Few people live more than a year with pancreatic cancer. The outlook appears even worse for urban African Americans, Saurabh Chawla, MD, director of interventional endoscopy at Grady Memorial Hospital in Atlanta, GA reported today at the American College of Gastroenterology Scientific meeting in Honolulu.

In a study of pancreatic cancer patients at his hospital, Chawla found that African Americans tended to come to the hospital with stage 4 pancreatic cancer, to choose not to get treatment, and to be significantly younger than patients nationally. While the median age for onset of the disease nationally is 71, Chawla’s study found the average age of his patients was 60, and some were struck with the disease in their 30’s. They had risk factors including smoking (65%), drinking (54%) and were four times more likely to have diabetes than patients in a national database. “It could be environmental, or a matter of genetics,” he said.

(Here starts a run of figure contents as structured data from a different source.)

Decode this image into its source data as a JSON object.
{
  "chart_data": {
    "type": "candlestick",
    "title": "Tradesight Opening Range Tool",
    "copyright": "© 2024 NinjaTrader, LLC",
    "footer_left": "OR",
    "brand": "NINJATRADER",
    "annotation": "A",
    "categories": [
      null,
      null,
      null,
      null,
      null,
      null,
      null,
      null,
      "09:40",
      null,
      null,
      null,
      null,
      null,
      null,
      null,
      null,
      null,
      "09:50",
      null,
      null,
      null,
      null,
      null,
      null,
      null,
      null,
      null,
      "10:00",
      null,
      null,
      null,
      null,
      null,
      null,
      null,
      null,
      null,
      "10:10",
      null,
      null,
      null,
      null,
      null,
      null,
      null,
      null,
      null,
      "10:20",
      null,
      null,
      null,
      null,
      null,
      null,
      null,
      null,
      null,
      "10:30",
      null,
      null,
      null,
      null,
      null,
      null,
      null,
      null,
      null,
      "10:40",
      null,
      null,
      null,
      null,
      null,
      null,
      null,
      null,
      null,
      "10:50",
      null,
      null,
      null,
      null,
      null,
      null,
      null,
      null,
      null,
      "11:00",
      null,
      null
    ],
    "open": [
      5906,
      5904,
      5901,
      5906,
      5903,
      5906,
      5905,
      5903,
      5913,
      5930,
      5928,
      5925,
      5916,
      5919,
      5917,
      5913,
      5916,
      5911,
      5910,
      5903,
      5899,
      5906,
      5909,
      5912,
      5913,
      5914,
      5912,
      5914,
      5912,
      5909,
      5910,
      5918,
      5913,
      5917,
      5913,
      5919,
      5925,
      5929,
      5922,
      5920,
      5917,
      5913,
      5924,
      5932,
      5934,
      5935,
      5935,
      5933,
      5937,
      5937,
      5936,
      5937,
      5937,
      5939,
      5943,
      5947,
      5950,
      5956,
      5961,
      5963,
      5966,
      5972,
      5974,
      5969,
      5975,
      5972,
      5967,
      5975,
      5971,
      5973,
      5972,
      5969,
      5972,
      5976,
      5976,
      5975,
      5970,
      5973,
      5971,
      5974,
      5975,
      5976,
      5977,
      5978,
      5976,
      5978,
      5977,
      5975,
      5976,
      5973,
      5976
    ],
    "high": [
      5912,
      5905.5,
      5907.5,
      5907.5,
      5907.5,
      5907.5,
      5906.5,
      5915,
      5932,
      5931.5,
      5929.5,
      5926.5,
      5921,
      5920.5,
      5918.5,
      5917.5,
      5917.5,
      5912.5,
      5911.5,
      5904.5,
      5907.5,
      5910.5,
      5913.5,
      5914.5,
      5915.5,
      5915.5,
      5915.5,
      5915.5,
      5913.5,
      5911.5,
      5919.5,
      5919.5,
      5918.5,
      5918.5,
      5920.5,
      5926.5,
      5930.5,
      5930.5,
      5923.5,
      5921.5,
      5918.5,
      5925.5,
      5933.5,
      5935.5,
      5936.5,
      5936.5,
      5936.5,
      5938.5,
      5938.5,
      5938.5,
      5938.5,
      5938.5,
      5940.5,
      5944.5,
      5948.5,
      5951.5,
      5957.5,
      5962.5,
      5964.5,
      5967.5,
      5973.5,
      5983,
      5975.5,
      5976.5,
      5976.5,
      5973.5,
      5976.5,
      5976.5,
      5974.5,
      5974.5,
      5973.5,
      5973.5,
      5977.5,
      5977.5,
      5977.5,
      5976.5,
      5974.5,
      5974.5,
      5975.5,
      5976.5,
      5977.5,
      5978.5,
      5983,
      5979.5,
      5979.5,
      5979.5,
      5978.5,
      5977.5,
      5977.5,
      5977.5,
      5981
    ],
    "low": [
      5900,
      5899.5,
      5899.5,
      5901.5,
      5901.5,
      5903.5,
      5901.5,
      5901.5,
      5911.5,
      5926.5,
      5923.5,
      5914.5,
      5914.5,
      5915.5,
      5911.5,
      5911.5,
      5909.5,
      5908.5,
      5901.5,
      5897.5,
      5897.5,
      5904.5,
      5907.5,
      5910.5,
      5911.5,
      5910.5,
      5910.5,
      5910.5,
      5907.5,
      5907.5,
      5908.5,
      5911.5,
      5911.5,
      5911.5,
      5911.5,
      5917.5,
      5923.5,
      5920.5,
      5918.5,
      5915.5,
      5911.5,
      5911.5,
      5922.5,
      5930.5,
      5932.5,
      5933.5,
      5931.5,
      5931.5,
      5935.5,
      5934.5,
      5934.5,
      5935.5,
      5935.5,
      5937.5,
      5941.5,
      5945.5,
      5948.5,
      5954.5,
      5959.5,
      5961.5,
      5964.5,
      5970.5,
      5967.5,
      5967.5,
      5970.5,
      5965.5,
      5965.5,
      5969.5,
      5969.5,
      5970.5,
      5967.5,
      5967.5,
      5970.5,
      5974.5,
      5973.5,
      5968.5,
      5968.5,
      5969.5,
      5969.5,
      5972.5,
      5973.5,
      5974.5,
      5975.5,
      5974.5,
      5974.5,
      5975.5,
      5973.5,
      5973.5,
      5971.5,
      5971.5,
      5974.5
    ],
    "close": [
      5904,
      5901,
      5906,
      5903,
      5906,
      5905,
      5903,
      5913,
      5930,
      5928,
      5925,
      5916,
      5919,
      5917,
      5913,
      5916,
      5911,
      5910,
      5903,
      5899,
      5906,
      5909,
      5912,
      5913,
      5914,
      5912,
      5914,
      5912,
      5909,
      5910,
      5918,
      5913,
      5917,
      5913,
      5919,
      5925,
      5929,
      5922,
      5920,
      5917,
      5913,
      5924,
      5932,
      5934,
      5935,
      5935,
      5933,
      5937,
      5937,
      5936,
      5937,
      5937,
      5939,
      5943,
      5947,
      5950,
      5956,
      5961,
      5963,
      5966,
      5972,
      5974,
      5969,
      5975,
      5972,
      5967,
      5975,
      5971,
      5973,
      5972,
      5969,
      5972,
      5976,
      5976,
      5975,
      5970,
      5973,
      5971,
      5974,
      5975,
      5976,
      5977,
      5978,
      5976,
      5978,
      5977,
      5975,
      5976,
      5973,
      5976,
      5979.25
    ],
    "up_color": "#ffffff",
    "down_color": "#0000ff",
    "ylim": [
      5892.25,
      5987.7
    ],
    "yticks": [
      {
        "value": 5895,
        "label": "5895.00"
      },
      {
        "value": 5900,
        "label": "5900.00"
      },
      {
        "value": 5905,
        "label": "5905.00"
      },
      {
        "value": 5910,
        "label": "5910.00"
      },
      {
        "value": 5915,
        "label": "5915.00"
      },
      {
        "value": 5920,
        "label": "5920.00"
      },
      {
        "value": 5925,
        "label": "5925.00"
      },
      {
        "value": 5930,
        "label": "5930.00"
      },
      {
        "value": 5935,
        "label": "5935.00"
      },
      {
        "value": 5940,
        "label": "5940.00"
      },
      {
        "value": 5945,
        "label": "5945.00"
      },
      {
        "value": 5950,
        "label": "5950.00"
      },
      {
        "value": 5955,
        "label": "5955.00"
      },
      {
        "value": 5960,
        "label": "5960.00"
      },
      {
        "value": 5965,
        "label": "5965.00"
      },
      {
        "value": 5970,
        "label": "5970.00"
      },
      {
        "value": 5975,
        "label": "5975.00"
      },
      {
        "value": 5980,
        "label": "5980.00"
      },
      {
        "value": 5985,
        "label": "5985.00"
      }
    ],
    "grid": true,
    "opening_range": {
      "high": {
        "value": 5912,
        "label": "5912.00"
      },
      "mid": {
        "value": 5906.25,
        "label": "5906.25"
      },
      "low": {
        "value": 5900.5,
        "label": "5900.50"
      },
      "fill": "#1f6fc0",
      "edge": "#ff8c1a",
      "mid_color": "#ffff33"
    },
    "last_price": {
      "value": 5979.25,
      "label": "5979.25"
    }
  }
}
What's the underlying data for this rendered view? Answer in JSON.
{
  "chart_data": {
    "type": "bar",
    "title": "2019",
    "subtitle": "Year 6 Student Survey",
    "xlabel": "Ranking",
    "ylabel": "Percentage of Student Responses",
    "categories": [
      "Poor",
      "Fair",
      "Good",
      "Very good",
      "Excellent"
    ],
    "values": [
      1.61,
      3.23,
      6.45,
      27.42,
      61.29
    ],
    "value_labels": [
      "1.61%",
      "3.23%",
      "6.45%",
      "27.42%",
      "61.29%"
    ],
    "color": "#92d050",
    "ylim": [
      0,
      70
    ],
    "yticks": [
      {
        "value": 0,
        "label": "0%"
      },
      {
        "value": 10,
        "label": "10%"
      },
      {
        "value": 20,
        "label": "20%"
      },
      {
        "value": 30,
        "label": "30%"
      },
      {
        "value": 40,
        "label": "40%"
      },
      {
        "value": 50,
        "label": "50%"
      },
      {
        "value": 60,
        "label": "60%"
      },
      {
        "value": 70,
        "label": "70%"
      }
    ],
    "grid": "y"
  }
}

The fact that 60% of the patients did not come back for follow-up care was particularly upsetting, he said in an interview after the presentation.

Grady is a ‘safety net’ hospital, one that treats all regardless of ability to pay. So when patients got their diagnosis, physicians made up treatment plans and expected that patients would want treatment. Most did not, he said. “They would have gotten radiation, chemotherapy, surgery. Why they didn’t come back, we don’t know—it was eye-opening for us.” Perhaps it is “a deep distrust” of medical care, he said.

The most surprising thing in the study was the young age of patients, but Chawla said he had seen a similar phenomenon in his training days in a hospital in Chicago. Again, his African American patients appeared to get pancreatic cancer younger.

When he came to Grady and saw a similar pattern, he decided to do the study, he said. The cases can be very sad, he added. “I remember a gentleman in his early 40s with ittle kids and a young wife, a man who ran a store who presented with jaundice.” The man had pancreatic cancer and died of complications within six months. “It is a difficult disease to cure,” Chawla said.

Since the study was based solely on patients in Atlanta, Chawla next hopes to look at comparable data in other cities and nationally. He also wants to look at tumor characteristics.